TRACIE McGovern didn't have anyone to look up to when she was running around the fields of Wauchope as one of only two girls in an all-boys team.
At the time, girls playing football was unheard of. There was no Sam Kerr. There was no Steph Catley. There was no Lydia Williams.
Almost four decades and four appearances for her country later, McGovern was crying tears of joy at the news Australia will co-host the 2023 FIFA Women's World Cup alongside New Zealand.
"This is one of the biggest sporting spectaculars on earth alongside the Olympics," McGovern said.
She's been there almost from day one so was understandably overwhelmed with emotion in the early hours of Friday morning when the AsOne bid beat one from Colombia.
The biggest show in world football is coming Down Under.

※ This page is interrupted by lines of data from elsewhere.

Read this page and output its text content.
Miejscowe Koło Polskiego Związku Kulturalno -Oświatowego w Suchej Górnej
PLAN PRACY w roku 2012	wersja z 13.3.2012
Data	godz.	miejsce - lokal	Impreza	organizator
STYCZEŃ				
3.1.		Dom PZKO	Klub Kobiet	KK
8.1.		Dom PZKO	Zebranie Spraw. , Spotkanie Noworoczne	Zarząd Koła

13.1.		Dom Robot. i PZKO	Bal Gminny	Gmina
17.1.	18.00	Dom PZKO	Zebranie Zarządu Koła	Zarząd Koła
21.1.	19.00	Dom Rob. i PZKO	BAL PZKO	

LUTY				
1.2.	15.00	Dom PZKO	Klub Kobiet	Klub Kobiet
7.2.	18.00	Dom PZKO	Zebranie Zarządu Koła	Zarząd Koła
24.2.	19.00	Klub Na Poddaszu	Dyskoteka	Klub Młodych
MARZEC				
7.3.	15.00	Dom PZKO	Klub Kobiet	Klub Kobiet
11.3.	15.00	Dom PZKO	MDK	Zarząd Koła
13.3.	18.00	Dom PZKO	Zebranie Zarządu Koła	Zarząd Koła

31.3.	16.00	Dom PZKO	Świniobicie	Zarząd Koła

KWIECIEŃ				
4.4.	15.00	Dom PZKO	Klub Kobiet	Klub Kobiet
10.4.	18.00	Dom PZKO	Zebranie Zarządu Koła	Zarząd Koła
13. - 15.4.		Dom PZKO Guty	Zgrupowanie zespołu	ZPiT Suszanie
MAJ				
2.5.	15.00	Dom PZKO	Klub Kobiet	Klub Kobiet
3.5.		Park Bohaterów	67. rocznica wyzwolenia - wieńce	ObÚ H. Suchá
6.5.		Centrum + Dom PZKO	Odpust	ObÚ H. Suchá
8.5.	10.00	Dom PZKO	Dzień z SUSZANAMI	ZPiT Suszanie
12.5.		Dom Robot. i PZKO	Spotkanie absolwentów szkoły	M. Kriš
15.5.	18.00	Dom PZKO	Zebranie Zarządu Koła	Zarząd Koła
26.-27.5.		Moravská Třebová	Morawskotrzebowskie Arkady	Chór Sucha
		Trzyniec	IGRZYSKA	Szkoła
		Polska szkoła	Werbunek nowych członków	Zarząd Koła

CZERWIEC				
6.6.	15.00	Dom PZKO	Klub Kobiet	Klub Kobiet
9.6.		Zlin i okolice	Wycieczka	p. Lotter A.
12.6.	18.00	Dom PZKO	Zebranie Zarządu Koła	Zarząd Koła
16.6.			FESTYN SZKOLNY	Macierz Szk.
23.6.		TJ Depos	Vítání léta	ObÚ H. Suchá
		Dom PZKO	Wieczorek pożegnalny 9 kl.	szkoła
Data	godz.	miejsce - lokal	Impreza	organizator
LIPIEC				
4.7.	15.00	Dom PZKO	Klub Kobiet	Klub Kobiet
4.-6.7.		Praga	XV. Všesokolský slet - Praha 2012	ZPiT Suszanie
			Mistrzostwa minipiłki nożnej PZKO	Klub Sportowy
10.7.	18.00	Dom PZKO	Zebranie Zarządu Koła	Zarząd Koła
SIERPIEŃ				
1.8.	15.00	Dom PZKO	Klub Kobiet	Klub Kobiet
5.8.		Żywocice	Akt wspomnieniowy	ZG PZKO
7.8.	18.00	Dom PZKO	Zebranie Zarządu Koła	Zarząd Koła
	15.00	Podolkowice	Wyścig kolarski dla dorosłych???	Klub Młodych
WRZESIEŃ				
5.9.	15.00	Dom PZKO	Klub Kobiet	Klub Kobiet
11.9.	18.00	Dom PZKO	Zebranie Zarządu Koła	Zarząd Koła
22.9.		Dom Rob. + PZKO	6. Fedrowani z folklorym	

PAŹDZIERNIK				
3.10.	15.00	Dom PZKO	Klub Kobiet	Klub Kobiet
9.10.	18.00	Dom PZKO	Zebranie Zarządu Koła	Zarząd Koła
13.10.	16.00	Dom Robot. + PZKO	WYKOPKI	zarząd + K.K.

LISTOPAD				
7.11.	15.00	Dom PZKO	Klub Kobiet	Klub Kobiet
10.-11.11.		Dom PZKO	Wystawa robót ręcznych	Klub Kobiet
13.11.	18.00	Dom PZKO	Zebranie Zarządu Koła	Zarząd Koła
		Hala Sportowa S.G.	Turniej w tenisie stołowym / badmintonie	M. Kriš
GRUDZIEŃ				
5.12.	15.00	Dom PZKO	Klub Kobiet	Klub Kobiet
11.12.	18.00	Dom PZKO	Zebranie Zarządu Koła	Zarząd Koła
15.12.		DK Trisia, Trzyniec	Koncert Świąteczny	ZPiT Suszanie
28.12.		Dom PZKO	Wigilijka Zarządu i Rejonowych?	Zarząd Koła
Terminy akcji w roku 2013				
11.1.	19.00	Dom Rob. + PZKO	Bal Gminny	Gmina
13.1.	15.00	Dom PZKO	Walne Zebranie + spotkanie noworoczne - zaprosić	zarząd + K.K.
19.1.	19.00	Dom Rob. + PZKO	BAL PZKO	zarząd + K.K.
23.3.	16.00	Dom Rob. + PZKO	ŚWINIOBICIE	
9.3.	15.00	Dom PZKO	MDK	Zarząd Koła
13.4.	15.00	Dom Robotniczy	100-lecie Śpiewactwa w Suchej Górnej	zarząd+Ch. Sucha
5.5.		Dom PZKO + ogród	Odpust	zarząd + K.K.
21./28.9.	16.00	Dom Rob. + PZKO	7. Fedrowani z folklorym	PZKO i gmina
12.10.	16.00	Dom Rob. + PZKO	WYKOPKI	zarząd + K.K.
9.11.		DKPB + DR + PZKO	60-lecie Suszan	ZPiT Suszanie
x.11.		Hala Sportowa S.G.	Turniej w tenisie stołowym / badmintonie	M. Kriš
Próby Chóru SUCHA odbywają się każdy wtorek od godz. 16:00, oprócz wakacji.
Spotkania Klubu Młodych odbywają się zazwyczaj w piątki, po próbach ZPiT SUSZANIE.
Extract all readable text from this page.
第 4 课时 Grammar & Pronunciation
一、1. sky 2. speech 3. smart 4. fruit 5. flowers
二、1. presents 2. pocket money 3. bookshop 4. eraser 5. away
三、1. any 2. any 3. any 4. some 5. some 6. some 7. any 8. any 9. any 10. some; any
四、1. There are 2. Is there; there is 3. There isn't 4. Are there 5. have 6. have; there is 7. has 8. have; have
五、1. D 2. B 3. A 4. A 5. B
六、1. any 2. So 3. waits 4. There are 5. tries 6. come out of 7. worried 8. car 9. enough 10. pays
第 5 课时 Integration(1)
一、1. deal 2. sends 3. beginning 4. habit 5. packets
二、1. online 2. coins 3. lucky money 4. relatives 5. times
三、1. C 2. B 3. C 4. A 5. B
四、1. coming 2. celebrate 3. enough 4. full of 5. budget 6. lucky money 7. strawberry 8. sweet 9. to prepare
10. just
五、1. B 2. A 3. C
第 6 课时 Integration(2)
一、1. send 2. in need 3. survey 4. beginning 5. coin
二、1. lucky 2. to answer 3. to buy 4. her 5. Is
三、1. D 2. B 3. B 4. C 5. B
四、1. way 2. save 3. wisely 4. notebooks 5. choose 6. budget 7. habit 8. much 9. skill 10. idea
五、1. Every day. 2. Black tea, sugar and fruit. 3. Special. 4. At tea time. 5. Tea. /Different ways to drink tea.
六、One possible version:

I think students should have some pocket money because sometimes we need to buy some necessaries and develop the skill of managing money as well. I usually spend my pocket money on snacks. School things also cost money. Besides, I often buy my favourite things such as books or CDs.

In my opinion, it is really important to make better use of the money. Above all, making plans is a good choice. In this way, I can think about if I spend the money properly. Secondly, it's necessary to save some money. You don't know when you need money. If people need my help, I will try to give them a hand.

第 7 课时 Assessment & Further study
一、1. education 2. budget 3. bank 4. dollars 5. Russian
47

"You reflect on five-year-old Trae being one of two girls growing up playing with the boys because there wasn't a girls competition to Australia and New Zealand hosting a Women's World Cup," she said.
Six-year-old daughter Zada will now have the achievable dream of following in her mother's footsteps as a Matilda.
Along with two-year-old sister Evie, they both soon might have the same dream of being the next Sam Kerr.
"If I can inspire my daughter's to play, then that will be fantastic," McGovern said.
"You can't be what you can't see - that's the big message and every kid in Australia's going to be able to see that you can have a future in football come 2023."
In the end the joint bid triumphed by 22 votes to 13, with only the European and South American nations backing Australia's rival after council members watched video pitches from the two bidders.
McGovern said the success of the bid meant that female participation in Australia would increase and football overall would benefit.
"That flow-on effect helps improve the quality of our W-League which creates a new generation of Matildas which is very exciting," she said.
"It's exciting for the football family AsOne because men, women, boys, girls, we're all in this together now.
"This is huge for football in Australia, not just women's football, football in Australia."
It is now important for players to continue promoting the game by attending schools and being seen.
"We've got to make sure the young kids are getting involved, getting to the games and seeing that these women were young once and had a dream," McGovern said.
"Look at them now travelling the world and playing football."